Der neue kanonische Boba Fett ist schlussendlich jener Junge, den wir in Episode II seinen Vater verlieren gesehen haben und TCW erforschte dessen Trauma noch weiter. Boba wollte sich an Mace Windu rächen und schlug so einen Pfad ein, der ihn als Gesetzesbrecher oder charmanter formuliert, als "Outlaw" brandmarken sollte. Nicht das Boba von seinem Vater für einen anderen Pfad vorbereitet geworden wäre, aber sein Entschluss Rache an Mace Windu zu üben und so einen Kreuzer der Republik zum Absturz zu bringen führte zu Bobas rechtmäßiger Verurteilung und Inhaftierung - aus der er sich aber wenig später scheinbar wieder befreien konnte. Einmal auf diesem Pfad hatte Boba auch kaum noch andere Karriere-Optionen, als auch ein Kopfgeldjäger zu werden - wie sein Vater vor ihm. In TCW erleben wir Boba daher auch nicht zweifelnd oder um eine verlorene Kindheit trauernd, sondern beim Versuch sich schon als Halbstarker einen Namen in der Welt zu machen, wobei ihm natürlich der Name und Ruf seines Vaters geholfen haben. Boba musste nicht erst als kleiner Schläger auf der Straße anfangen. Meiner Meinung nach ist Jon Favreaus daimyo Boba Fett durchaus eine glaubwürdige Weiterentwicklung des TCW-Boba Fett. Beide leben in der gleichen Welt und beschreiten den gleichen Pfad - nur dass der einstige "Schläger" nach seinem Nahtod-Erlebnis und dem Zusammenbruch von Jabbas Kartell nun seine Chance gekommen sieht.

 

Im kanonischen Star Wars-Universum muss man auch Bobas Rolle überdenken. Die Republik und ihr Sicherheitsapparat fangen am Rand ihres Einflussgebiets zu wirken auf. Palpatines Imperium weitete zwar seine Grenzen aus, hatte aber auch nicht allzu großes Interesse daran in die Sicherheitsinfrastruktur bestimmter ehemals neutraler oder gar separatistischer Welten zu investieren.

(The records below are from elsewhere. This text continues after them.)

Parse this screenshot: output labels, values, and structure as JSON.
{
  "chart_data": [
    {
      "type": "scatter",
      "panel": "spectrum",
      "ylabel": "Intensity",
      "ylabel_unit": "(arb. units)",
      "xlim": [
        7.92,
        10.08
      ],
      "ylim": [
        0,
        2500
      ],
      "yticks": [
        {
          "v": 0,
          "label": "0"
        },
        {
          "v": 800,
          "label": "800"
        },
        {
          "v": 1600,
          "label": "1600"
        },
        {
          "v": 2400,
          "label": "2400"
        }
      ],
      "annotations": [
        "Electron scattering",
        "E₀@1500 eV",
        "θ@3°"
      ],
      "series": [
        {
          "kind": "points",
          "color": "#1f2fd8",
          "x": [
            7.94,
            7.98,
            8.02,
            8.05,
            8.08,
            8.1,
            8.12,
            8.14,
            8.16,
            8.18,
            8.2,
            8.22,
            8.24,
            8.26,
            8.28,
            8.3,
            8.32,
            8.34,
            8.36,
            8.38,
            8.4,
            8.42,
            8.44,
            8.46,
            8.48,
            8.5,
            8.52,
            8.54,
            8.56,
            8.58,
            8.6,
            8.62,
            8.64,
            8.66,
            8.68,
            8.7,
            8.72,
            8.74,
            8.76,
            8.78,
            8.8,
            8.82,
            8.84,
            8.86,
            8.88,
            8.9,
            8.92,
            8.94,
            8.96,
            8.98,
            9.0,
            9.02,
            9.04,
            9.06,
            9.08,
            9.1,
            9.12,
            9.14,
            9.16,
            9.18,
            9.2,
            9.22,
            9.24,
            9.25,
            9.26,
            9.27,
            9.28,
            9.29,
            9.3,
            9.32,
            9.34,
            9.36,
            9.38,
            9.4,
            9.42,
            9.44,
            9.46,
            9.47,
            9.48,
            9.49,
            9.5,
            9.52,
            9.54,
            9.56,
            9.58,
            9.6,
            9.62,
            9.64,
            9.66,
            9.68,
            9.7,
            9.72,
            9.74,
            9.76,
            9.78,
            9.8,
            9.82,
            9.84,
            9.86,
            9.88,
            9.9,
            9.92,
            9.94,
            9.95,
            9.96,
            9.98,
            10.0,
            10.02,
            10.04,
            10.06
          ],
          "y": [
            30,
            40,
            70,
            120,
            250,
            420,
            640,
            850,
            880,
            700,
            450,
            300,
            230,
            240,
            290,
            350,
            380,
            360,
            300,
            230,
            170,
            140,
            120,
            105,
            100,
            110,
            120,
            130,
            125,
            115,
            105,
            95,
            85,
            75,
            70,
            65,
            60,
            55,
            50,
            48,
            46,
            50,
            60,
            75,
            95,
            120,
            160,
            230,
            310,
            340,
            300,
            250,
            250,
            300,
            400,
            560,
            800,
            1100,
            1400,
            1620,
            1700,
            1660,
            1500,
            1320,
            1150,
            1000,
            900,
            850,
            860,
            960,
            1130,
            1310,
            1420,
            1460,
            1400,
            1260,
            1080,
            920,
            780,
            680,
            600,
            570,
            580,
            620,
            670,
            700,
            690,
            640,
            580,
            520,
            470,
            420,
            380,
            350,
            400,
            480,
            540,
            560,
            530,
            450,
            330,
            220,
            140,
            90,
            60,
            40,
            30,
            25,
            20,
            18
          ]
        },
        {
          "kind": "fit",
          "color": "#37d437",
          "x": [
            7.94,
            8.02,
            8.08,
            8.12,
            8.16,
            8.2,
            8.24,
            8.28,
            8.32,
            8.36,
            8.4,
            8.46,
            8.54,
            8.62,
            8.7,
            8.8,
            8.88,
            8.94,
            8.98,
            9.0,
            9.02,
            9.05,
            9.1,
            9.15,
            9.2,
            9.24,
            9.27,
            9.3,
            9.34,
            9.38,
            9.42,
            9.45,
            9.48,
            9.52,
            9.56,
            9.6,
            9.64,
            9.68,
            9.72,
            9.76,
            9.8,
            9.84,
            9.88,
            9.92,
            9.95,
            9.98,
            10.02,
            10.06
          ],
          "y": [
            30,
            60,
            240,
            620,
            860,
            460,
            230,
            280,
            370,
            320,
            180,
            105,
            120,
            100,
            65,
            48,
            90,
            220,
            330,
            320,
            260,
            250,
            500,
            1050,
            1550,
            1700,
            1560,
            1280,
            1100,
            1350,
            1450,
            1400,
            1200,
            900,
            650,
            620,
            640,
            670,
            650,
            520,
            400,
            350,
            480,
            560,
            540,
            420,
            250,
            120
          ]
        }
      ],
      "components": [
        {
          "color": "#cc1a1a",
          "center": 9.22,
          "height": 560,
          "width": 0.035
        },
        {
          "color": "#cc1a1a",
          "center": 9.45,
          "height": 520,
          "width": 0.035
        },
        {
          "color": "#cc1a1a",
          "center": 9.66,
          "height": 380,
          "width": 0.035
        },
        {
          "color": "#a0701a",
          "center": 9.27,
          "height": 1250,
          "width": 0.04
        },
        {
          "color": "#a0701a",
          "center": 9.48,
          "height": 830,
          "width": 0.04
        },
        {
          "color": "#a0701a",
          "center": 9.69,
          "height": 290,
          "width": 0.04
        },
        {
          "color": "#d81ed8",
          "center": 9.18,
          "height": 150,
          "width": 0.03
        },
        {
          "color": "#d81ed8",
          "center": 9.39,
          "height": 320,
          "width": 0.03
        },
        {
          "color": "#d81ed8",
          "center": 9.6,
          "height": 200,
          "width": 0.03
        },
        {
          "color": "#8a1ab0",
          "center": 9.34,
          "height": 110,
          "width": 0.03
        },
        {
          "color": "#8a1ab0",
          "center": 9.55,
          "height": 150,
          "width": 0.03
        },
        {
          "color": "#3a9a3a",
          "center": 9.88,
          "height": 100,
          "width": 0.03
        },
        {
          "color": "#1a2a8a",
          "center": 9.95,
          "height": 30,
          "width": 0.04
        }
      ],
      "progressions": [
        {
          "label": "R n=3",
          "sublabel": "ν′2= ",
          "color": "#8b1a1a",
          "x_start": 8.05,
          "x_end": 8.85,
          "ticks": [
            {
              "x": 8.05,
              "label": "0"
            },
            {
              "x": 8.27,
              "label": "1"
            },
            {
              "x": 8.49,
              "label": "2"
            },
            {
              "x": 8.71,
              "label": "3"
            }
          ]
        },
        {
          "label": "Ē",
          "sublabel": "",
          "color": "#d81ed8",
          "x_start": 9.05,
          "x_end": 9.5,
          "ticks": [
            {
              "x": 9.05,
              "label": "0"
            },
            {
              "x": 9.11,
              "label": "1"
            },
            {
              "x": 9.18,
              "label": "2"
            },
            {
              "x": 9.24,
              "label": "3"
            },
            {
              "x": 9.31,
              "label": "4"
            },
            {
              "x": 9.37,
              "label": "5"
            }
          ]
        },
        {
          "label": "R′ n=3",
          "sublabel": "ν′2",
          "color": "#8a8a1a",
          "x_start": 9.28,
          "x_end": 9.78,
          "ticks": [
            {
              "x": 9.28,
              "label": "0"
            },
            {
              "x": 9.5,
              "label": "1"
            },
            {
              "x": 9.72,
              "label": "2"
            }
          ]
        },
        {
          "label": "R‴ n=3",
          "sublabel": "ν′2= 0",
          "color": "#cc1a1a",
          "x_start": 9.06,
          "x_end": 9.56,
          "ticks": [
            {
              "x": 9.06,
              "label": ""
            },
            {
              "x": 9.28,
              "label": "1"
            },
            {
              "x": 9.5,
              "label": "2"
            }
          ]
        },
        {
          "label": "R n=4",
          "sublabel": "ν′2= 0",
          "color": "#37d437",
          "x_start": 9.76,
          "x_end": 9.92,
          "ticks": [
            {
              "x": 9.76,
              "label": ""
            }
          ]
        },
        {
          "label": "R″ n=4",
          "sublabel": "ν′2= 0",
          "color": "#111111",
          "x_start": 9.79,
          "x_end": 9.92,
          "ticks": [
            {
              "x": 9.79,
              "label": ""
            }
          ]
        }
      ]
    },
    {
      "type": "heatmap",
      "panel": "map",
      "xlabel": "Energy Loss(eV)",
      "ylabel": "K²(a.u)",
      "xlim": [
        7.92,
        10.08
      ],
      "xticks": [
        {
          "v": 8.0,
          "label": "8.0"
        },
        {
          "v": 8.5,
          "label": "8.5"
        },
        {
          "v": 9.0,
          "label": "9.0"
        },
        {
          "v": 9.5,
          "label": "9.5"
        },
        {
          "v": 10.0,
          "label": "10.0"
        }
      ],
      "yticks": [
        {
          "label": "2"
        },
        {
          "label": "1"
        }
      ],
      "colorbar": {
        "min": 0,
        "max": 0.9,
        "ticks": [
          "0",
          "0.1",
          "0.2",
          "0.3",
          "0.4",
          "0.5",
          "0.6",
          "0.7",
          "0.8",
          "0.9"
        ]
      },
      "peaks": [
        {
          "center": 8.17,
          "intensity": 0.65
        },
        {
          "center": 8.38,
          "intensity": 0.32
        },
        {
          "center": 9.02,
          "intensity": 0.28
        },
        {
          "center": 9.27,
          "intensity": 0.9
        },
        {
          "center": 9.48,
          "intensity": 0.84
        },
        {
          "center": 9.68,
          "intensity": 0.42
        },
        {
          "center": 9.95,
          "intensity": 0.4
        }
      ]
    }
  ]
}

Der Aufstieg der kriminellen Syndikate kam Palpatine daher durchaus gelegen, denn solange diese die Ansprüche des Imperiums erfüllen dürfen diese als quasi-staatliche Akteure am Ruder bleiben. Somit blieb für Gesetzesbrecher wie Boba Fett auch weiterhin ein rechtlicher Rahmen, in dem sie ihrem Kopfgeldjägerhandwerk nachgehen konnten. Und "Kopfgeldjäger" zu sein kann ohnehin vieles bedeuten, vom Ersatz-Sheriff, über einen Söldner bis hin zum Schläger im Dienste eines Kartells. Dementsprechend erleben wir "Kopfgeldjäger" auch in derart vielen Funktionen. In The Clone Wars verteidigen sie als Leibwächter Jabbas Palast, als Maul und Savage Opress diesen mit der Death Watch angreifen. Kopfgeldjäger wie Cad Bane agieren auch als hochbezahlte Auftragsmörder und helfen Kriminellen schon einmal dabei aus dem Gefängnis auszubrechen oder hohe Würdenträger zu entführen.